Martin decided to give up the top role at the company he founded, wearable tech startup Nymi, to become its Chief Technology Officer instead. He makes the move as the company is gearing up for the launch of their first product, the Nymi wristband, to the general public next year. Martin says the company has found its product-market fit for its product—a wristband that authenticates a user’s identity through their electrocardiogram. And Martin decided that he was not the person to manage the company’s next stage of growth.
“The next phase of business is something that a lot of companies really trip up on,” Martin says. “So I would rather focus on the things I’m really good at—product vision and product strategy—and bring in someone who really understands how to scale this business.” Martin led the recruitment effort and appointed John Haggard, former Chief Business Officer at the established IT security firm Yubico, as Nymi’s new CEO. “John’s resume just reads like this guy really understands scaling authentication businesses,” says Martin. “Seeing he has done that at Yubico, a company that has achieved great things, we want him to do the same at Nymi.”
The high tech sector is full of executive shuffles and CEO drama. Dick Costolo, who was promoted from Twitter’s COO to CEO in 2010, was fired in June after investors got fed up with the company’s flailing strategy. Andrew Mason, the founder of Groupon, lost his CEO title in 2013 after failing to meet multiple quarterly earnings expectations. Groupon’s stock price was hovering around one quarter of its listing price right before he left. In his goodbye letter, Mason acknowledged his shortfalls while leading the company and wrote it was time for a fresh CEO. This year, Phil Libin, resigned from his eight year post as the CEO of the popular note-taking app Evernote as the company planned to go public. Libin said he didn’t want to be the CEO of a public company, and said he’s more passionate about working with “small teams of nerds” on “specific actionable things.”

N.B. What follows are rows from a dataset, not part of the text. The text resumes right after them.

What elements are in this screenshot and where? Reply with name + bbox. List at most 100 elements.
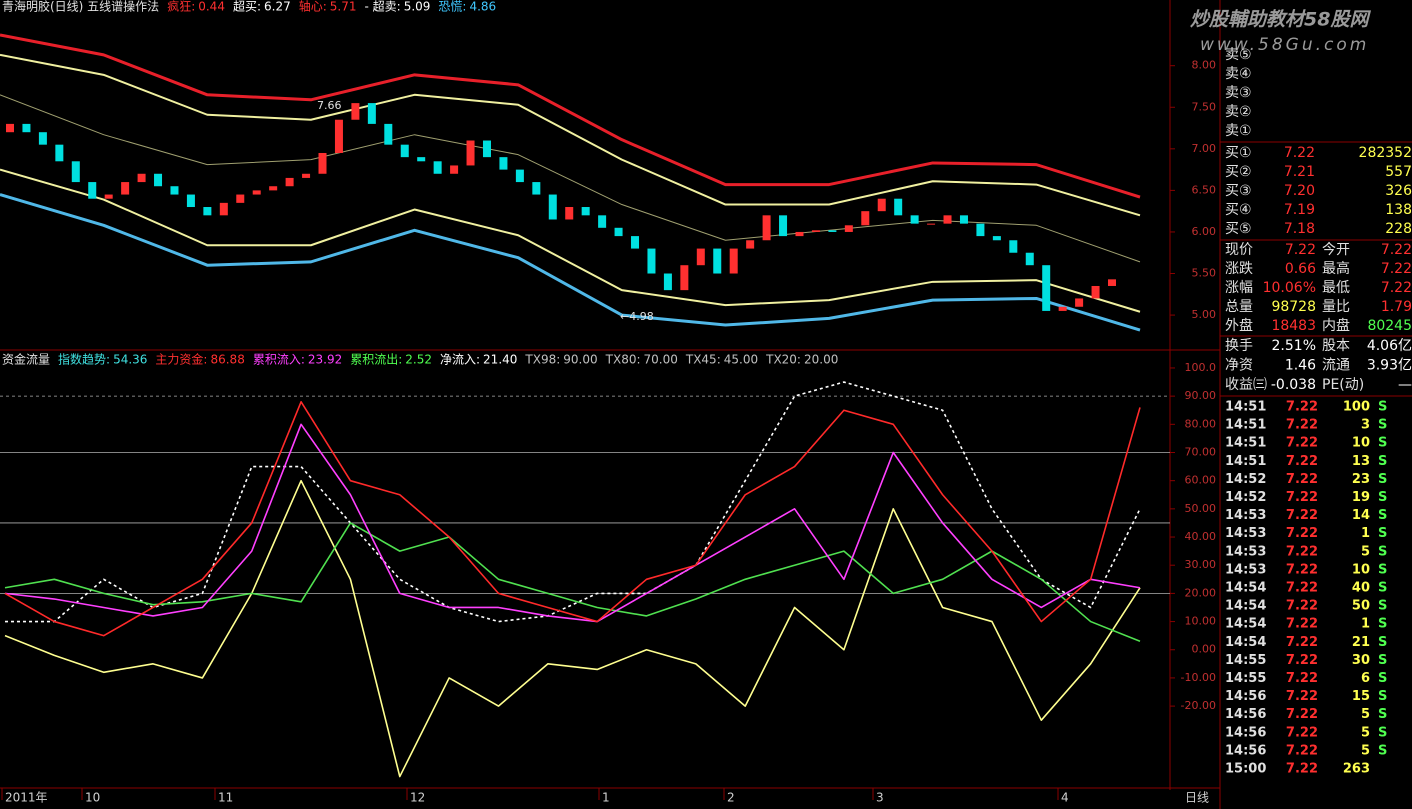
- candle-body: [828, 230, 837, 232]
- trade-cell: 3: [1361, 418, 1370, 433]
- trade-cell: 14:55: [1225, 653, 1266, 668]
- ask-label: 卖③: [1225, 85, 1252, 101]
- trade-cell: 14:53: [1225, 544, 1266, 559]
- trade-cell: 7.22: [1286, 581, 1318, 596]
- y-tick-label: 0.00: [1192, 643, 1217, 656]
- bid-label: 买②: [1225, 164, 1252, 180]
- date-label: 2: [727, 791, 735, 805]
- candle-body: [532, 182, 541, 195]
- stat-label: 流通: [1322, 358, 1350, 374]
- candle-body: [614, 227, 623, 237]
- trade-cell: 7.22: [1286, 490, 1318, 505]
- indicator-label: TX45:: [685, 353, 721, 367]
- trade-cell: 13: [1352, 454, 1370, 469]
- stat-label: 量比: [1322, 299, 1350, 315]
- trade-cell: 21: [1352, 635, 1370, 650]
- candle-body: [729, 248, 738, 274]
- candle-body: [400, 144, 409, 158]
- candle-body: [186, 194, 195, 208]
- candle-body: [351, 103, 360, 120]
- trade-cell: 14:56: [1225, 707, 1266, 722]
- indicator-label: - 超卖:: [364, 0, 400, 14]
- watermark-url: www.58Gu.com: [1200, 35, 1369, 55]
- trade-cell: 7.22: [1286, 400, 1318, 415]
- candle-body: [302, 173, 311, 178]
- trade-cell: S: [1378, 581, 1387, 596]
- indicator-value: 70.00: [644, 353, 678, 367]
- trade-cell: S: [1378, 671, 1387, 686]
- trade-cell: 30: [1352, 653, 1370, 668]
- stat-value: 1.79: [1381, 299, 1412, 315]
- candle-body: [1091, 285, 1100, 299]
- trade-cell: 1: [1361, 526, 1370, 541]
- y-tick-label: 80.00: [1185, 417, 1217, 430]
- date-label: 2011年: [5, 791, 48, 805]
- trade-cell: 14:51: [1225, 436, 1266, 451]
- trade-cell: 14:56: [1225, 725, 1266, 740]
- indicator-label: TX98:: [524, 353, 560, 367]
- trade-cell: S: [1378, 454, 1387, 469]
- stat-label: 股本: [1322, 338, 1350, 354]
- indicator-value: 6.27: [264, 0, 291, 14]
- stat-label: 总量: [1225, 299, 1253, 315]
- trade-cell: 14:52: [1225, 490, 1266, 505]
- stat-label: 外盘: [1225, 317, 1253, 334]
- trade-cell: 7.22: [1286, 671, 1318, 686]
- trade-cell: 7.22: [1286, 526, 1318, 541]
- y-tick-label: 70.00: [1185, 445, 1217, 458]
- trade-cell: 14:54: [1225, 635, 1266, 650]
- indicator-label: 超买:: [233, 0, 261, 14]
- trade-cell: 10: [1352, 562, 1370, 577]
- date-label: 10: [85, 791, 100, 805]
- stat-value: 0.66: [1285, 261, 1316, 277]
- stat-value: 10.06%: [1263, 280, 1316, 296]
- stat-value: 1.46: [1285, 358, 1316, 374]
- indicator-label: 轴心:: [299, 0, 327, 14]
- y-tick-label: 5.00: [1192, 308, 1217, 321]
- indicator-label: 净流入:: [440, 353, 480, 367]
- candle-body: [55, 144, 64, 162]
- series-line: [4, 400, 1141, 637]
- trade-cell: 7.22: [1286, 635, 1318, 650]
- candle-body: [219, 202, 228, 216]
- date-label: 3: [876, 791, 884, 805]
- candle-body: [154, 173, 163, 187]
- candle-body: [170, 186, 179, 195]
- trade-cell: 15: [1352, 689, 1370, 704]
- candle-body: [104, 194, 113, 199]
- date-label: 11: [218, 791, 233, 805]
- trade-cell: 7.22: [1286, 707, 1318, 722]
- trade-cell: 14:53: [1225, 562, 1266, 577]
- stat-label: PE(动): [1322, 377, 1364, 393]
- candle-body: [71, 161, 80, 183]
- candle-body: [746, 240, 755, 249]
- candle-body: [631, 236, 640, 249]
- stat-label: 净资: [1225, 358, 1253, 374]
- trade-cell: 14:54: [1225, 617, 1266, 632]
- series-line: [0, 33, 1141, 199]
- y-tick-label: 5.50: [1192, 267, 1217, 280]
- stat-value: 3.93亿: [1367, 358, 1412, 374]
- trade-cell: 14:51: [1225, 454, 1266, 469]
- trade-cell: S: [1378, 689, 1387, 704]
- y-tick-label: 10.00: [1185, 615, 1217, 628]
- candle-body: [680, 265, 689, 291]
- trade-cell: 7.22: [1286, 562, 1318, 577]
- panel-title: 资金流量: [2, 352, 50, 367]
- date-label: 12: [410, 791, 425, 805]
- candle-body: [1108, 279, 1116, 286]
- candle-body: [515, 169, 524, 183]
- candle-body: [647, 248, 656, 274]
- candle-body: [910, 215, 919, 224]
- trade-cell: S: [1378, 617, 1387, 632]
- indicator-value: 23.92: [308, 353, 342, 367]
- stat-value: 4.06亿: [1367, 338, 1412, 354]
- candle-body: [433, 161, 442, 174]
- trade-cell: S: [1378, 418, 1387, 433]
- indicator-value: 4.86: [469, 0, 496, 14]
- candle-body: [877, 198, 886, 212]
- candle-body: [762, 215, 771, 241]
- trade-cell: 14:51: [1225, 400, 1266, 415]
- indicator-value: 90.00: [563, 353, 597, 367]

The message seems to be that tech companies are better off keeping the product geniuses away from the CEO post once the business gets to a certain size. The winning strategy, as illustrated by Martin’s case, is to let the business leaders focus on business and the technical masterminds continue refining and innovating new products.

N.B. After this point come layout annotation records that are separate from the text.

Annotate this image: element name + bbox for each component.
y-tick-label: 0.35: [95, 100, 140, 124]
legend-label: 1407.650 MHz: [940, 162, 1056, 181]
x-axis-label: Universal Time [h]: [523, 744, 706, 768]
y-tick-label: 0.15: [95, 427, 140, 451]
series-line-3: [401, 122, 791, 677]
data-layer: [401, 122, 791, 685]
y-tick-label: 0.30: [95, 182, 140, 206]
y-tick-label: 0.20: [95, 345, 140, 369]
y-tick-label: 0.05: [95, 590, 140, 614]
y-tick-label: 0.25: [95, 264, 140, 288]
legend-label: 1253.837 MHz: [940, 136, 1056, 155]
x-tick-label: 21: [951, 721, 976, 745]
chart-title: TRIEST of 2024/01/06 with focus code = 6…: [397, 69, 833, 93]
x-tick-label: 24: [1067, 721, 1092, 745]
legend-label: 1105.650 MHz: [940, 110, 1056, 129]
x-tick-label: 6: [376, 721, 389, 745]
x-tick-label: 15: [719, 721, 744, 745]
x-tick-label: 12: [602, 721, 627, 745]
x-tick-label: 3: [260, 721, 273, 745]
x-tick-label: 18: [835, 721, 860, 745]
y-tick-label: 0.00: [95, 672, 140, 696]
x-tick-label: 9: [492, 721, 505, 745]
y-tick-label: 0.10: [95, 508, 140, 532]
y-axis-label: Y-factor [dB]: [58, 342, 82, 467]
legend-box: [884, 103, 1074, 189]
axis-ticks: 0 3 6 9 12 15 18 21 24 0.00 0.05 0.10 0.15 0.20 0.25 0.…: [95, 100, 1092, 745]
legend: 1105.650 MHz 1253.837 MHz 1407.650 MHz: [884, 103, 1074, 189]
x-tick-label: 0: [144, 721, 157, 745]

Martin’s passion for building things began when he was just a toddler. At first, it was rigging up spring-loaded pull toys, then advanced to designing circuits and robots in school. He says his ultimate goal is to build things people never thought possible. After three degrees in electrical and computer engineering at the University of Toronto, Martin founded Nymi in 2011. The Nymi wristband was the product of six years of research in biometrics, cryptography and security systems.
The job of a CEO required Martin to oversee both the business and product side of things. “But because of my natural tendencies, I would have more focus around the product,” Martin reveals. “As a CEO, you’re responsible across all levels, so you have to manage your time accordingly so you always have a complete picture of everything going on in the company.”
Martin believes the early stages of a startup would benefit from the founder’s leadership. “A lot of technical founders are told you better get a business person in, but the business person doesn’t have that product vision and doesn’t fully understand your business,” he explains. Like many technical CEOs, Martin learned to run a company by actually running it and learning along the way. “I gradually learned,” he says. “You just have to have as much awareness as possible. What do I have to learn now vs. what do I have to put off until later.”
Nymi’s growth has reached a size that Martin just can’t learn fast enough to accomplish the goals he set for himself. He realized it was time to bring a business person in to focus on growing the company and let him return to testing the product: “We want to make sure the Nymi wristband is very user-friendly so people would enjoy using it once it launches.”